The above continuum is largely organized by the degree of biblical literalism, with theistic evolutionism (the perspective of most mainline Protestants and the Catholic Church) being the least literal. It can also be organized as a continuum of how much of modern science is accepted, with the young-earth creationists being the most out of touch. Some theistic evolutionists, especially those of a more Deistic inclination (God created the universe and its laws, and left it to operate without further intervention), are scarcely distinguishable from nonreligious evolutionists, which is why the conservative Christian world with its stress on a personal God, often speaks harshly of theistic evolutionism.

Whether God created is therefore in fact not the main issue in the creation/evolution controversy, since "God created" does not rule out the possibility that God created through the process of evolution.

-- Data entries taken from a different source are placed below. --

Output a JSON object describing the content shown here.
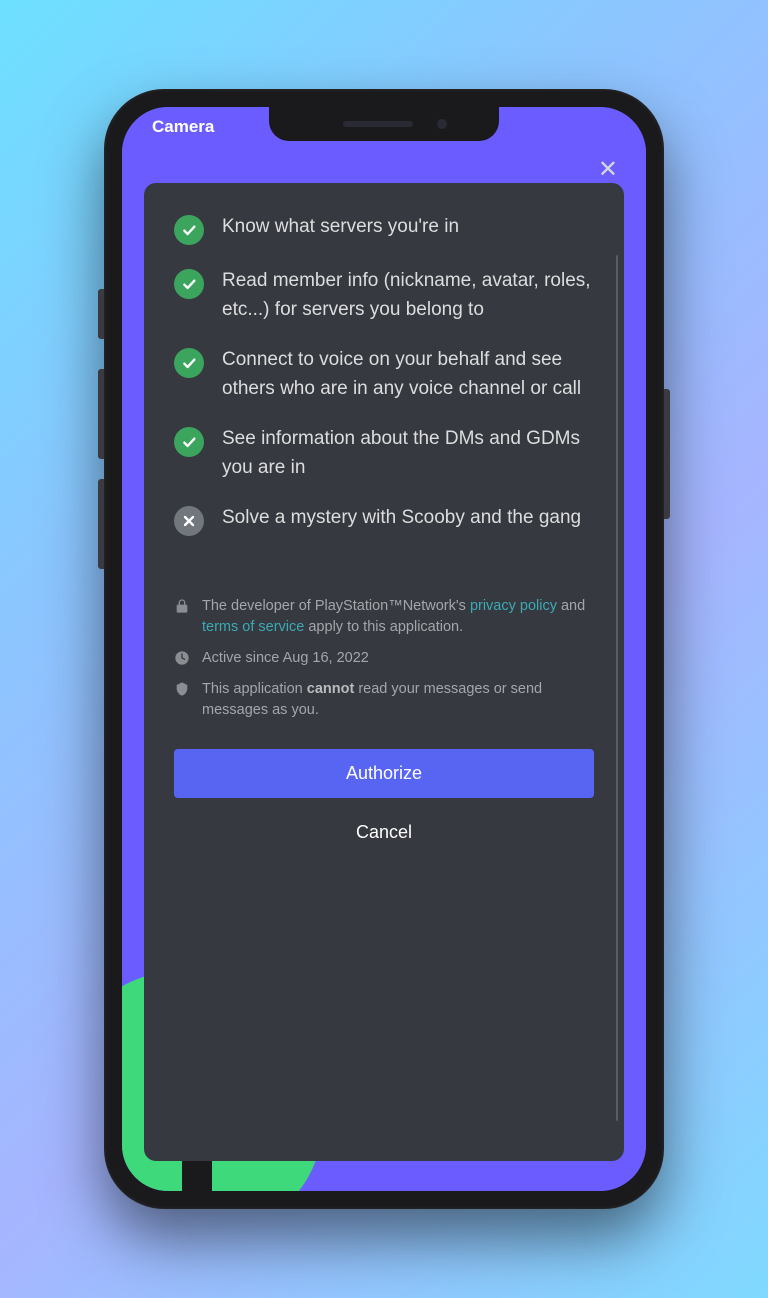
{
  "header": {
    "title": "Camera"
  },
  "permissions": [
    {
      "type": "allow",
      "text": "Know what servers you're in"
    },
    {
      "type": "allow",
      "text": "Read member info (nickname, avatar, roles, etc...) for servers you belong to"
    },
    {
      "type": "allow",
      "text": "Connect to voice on your behalf and see others who are in any voice channel or call"
    },
    {
      "type": "allow",
      "text": "See information about the DMs and GDMs you are in"
    },
    {
      "type": "deny",
      "text": "Solve a mystery with Scooby and the gang"
    }
  ],
  "footer": {
    "policy_prefix": "The developer of PlayStation™Network's ",
    "privacy_link": "privacy policy",
    "policy_mid": " and ",
    "tos_link": "terms of service",
    "policy_suffix": " apply to this application.",
    "active": "Active since Aug 16, 2022",
    "security_prefix": "This application ",
    "security_strong": "cannot",
    "security_suffix": " read your messages or send messages as you."
  },
  "buttons": {
    "authorize": "Authorize",
    "cancel": "Cancel"
  }
}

Catholics, mainline Protestant denominations, and Reformed, Conservative, Reconstructionist, and most Orthodox Jews hold to some form of theistic evolution (see McCollister, 1989, for examples.) The term "special creationist" has come to refer to the belief that God created according to a literal interpretation of Genesis: the universe was created all at one time, in essentially its present form.

Special creationists, especially at the more conservative end of this continuum, are fundamentally antievolutionists. They believe that evolution is an evil idea that children should be protected from. Their theology says that if evolution occurred, then God did not create mankind specially. Mankind, then, is not particularly special to God, which makes the Fall of Adam and Eve irrelevant. Without Adam and Eve's sin, the death of Christ is irrelevant — and the death of Christ is the foundational event of Christian theology. Everything in Christianity, in this view, relies on the literal truth of Genesis: six 24-hour days of creation, a flesh and blood Adam and Eve, a literal Noah's Flood, and so on. If evolution is true, then, salvation itself is in jeopardy, for how can Revelations be true if the rest of the Bible is not? To protect children from evolution is to save their souls; obviously, a powerful motivator.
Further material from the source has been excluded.